Shared/        Models, Stores, CloudKit, Services, Views, Utilities (used by both targets)
iOS/           iPhone-specific: Auth (BiometricGate), Notifications, parent UI
tvOS/          Apple TV-specific: child-facing viewer, AVPlayer playback
Tests/         121 pure-logic unit tests across 9 files (no async CloudKit mocking)
Config/        Secrets.xcconfig (gitignored)
project.yml    XcodeGen spec — source of truth

Key design notes

  • State: @Observable classes, @MainActor-isolated, hosted via @State and passed via .environment(...).
  • Persistence: optimistic-local + best-effort CloudKit; private database; reload() on launch and on scenePhase == .active.
  • Playback (tvOS): YouTubeKit extracts streams; AVPlayer prefers an HD composition (separate video+audio DASH streams merged via AVMutableComposition, enabling 1080p / 4K) and falls back to the highest muxed stream (~720p) if composition fails. WKWebView is unavailable on tvOS, so the IFrame Player API approach was not feasible.
  • Security boundary: iOS/Auth/BiometricGate.swift uses .deviceOwnerAuthenticationWithBiometrics (Face ID only — no passcode fallback).
  • Channel ordering: a Yahoo-Finance-style menu on iOS exposes Edit list / Sort list (Manual / Alphabetical / Date added) / Settings.
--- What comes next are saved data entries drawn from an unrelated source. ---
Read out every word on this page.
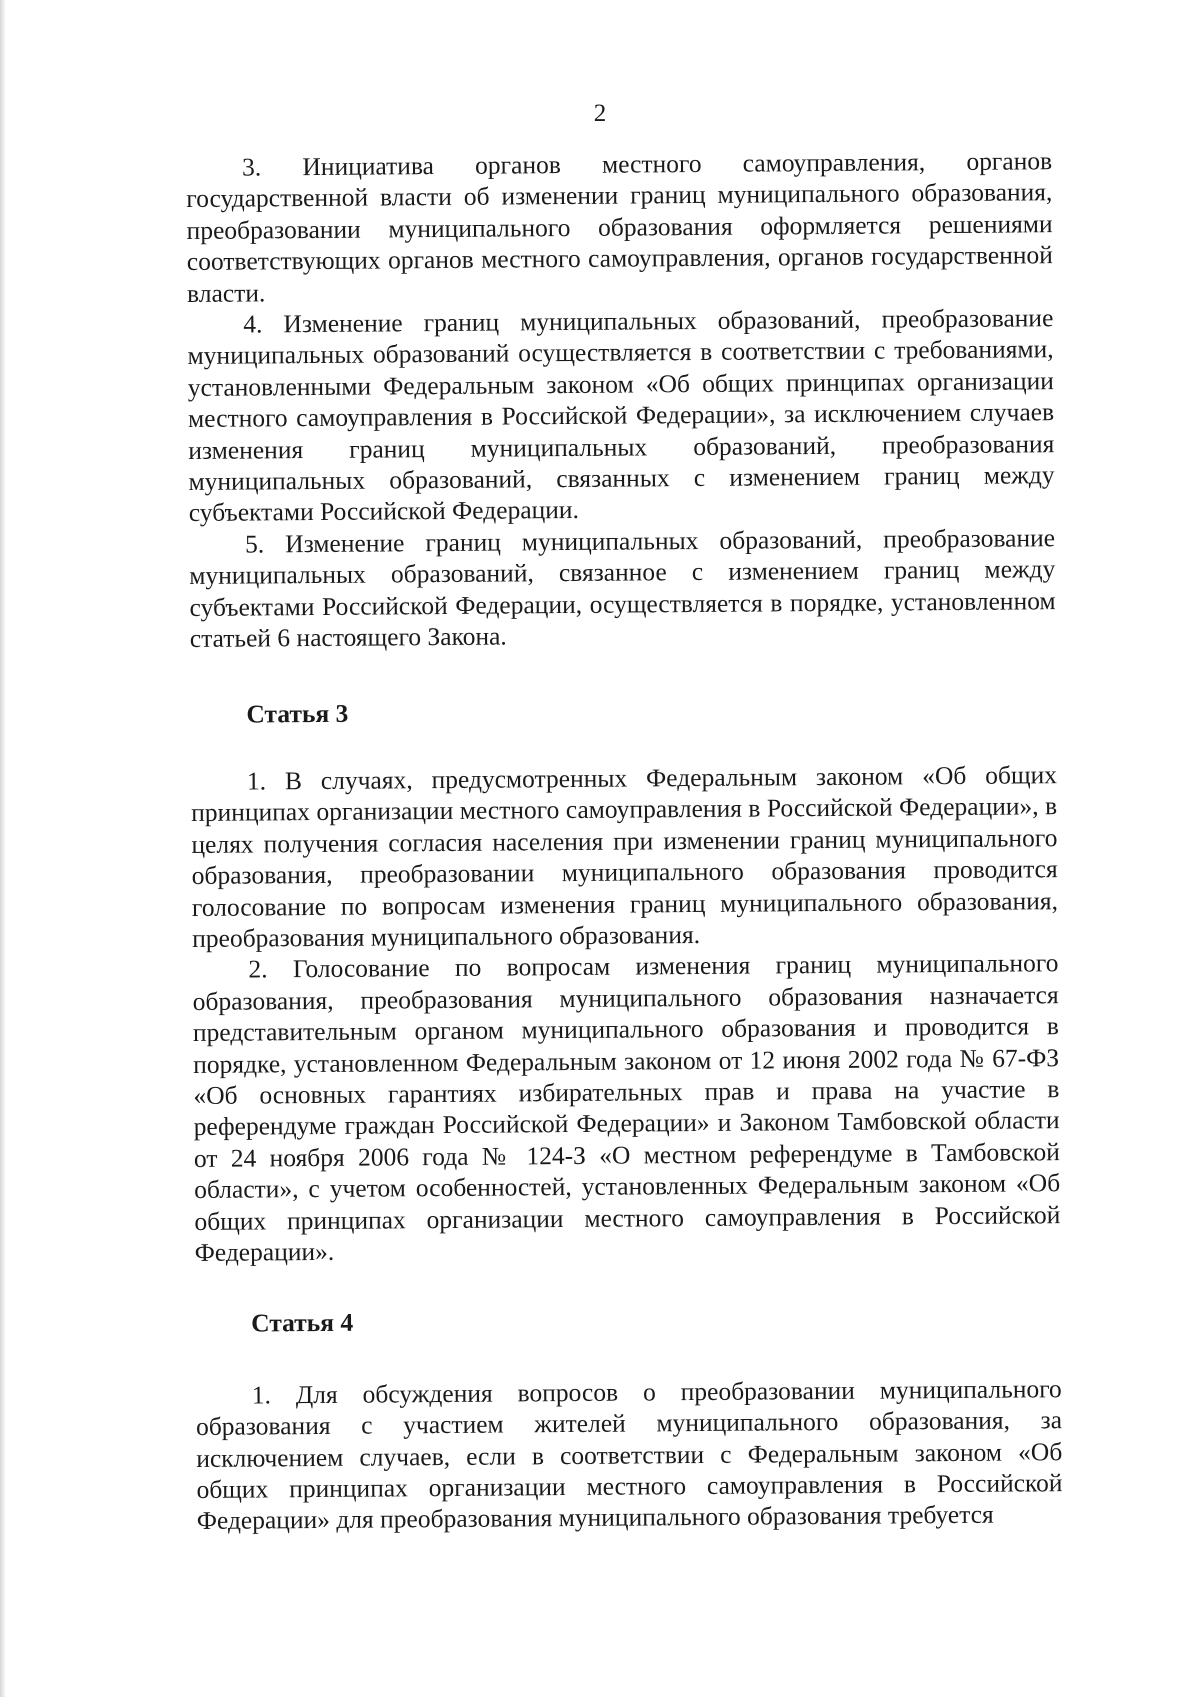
2

3. Инициатива органов местного самоуправления, органов государственной власти об изменении границ муниципального образования, преобразовании муниципального образования оформляется решениями соответствующих органов местного самоуправления, органов государственной власти.

4. Изменение границ муниципальных образований, преобразование муниципальных образований осуществляется в соответствии с требованиями, установленными Федеральным законом «Об общих принципах организации местного самоуправления в Российской Федерации», за исключением случаев изменения границ муниципальных образований, преобразования муниципальных образований, связанных с изменением границ между субъектами Российской Федерации.

5. Изменение границ муниципальных образований, преобразование муниципальных образований, связанное с изменением границ между субъектами Российской Федерации, осуществляется в порядке, установленном статьей 6 настоящего Закона.

Статья 3

1. В случаях, предусмотренных Федеральным законом «Об общих принципах организации местного самоуправления в Российской Федерации», в целях получения согласия населения при изменении границ муниципального образования, преобразовании муниципального образования проводится голосование по вопросам изменения границ муниципального образования, преобразования муниципального образования.

2. Голосование по вопросам изменения границ муниципального образования, преобразования муниципального образования назначается представительным органом муниципального образования и проводится в порядке, установленном Федеральным законом от 12 июня 2002 года № 67-ФЗ «Об основных гарантиях избирательных прав и права на участие в референдуме граждан Российской Федерации» и Законом Тамбовской области от 24 ноября 2006 года № 124-З «О местном референдуме в Тамбовской области», с учетом особенностей, установленных Федеральным законом «Об общих принципах организации местного самоуправления в Российской Федерации».

Статья 4

1. Для обсуждения вопросов о преобразовании муниципального образования с участием жителей муниципального образования, за исключением случаев, если в соответствии с Федеральным законом «Об общих принципах организации местного самоуправления в Российской Федерации» для преобразования муниципального образования требуется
The selected sort mode lives on the shared Settings CloudKit record, so the Apple TV grid stays in sync with whatever order the parent’s iPhone shows. Manual mode uses a dense sortIndex per Channel record, renumbered on every drag-to-reorder via .onMove. Inline minus-circle delete (.onDelete) and trailing swipe-to-remove both route through the same confirmation alert + 5-second undo toast.
  • Banner fallback color: when a channel has no banner art, the iOS app extracts the avatar’s dominant color at add-time (via CoreImage CIAreaAverage) and stores it as a hex string. The tvOS tile renders a gradient from that color instead of a flat fallback.

Running tests

xcodebuild -project SaferStreamer.xcodeproj -scheme SaferStreamerTests -destination "platform=iOS Simulator,name=iPhone 17 Pro" test

All 121 tests should pass in well under a second. Tests cover the pure-logic helpers: CKRecord round-trip mapping (including missing-field migration paths for sortIndex, channelSortMode, and backgroundChoice), biometric freshness/cooldown math, channel sort-order migration, channel sort-mode dispatch (sorted(_:by:)), Channel.withFallbackColor field-preservation invariants, settings clamping + three-field independence (length cap / sort mode / background), hex color round-trip, watch-progress completion thresholds.


License

MIT — do whatever you want with the code. Attribution appreciated but not required.

Support

I made this for personal use and don’t have bandwidth to answer issues or review pull requests. Fork it, modify it, share it with friends — but please don’t open issues asking for help. Your AI coding assistant is a much faster path to a working setup than waiting on me.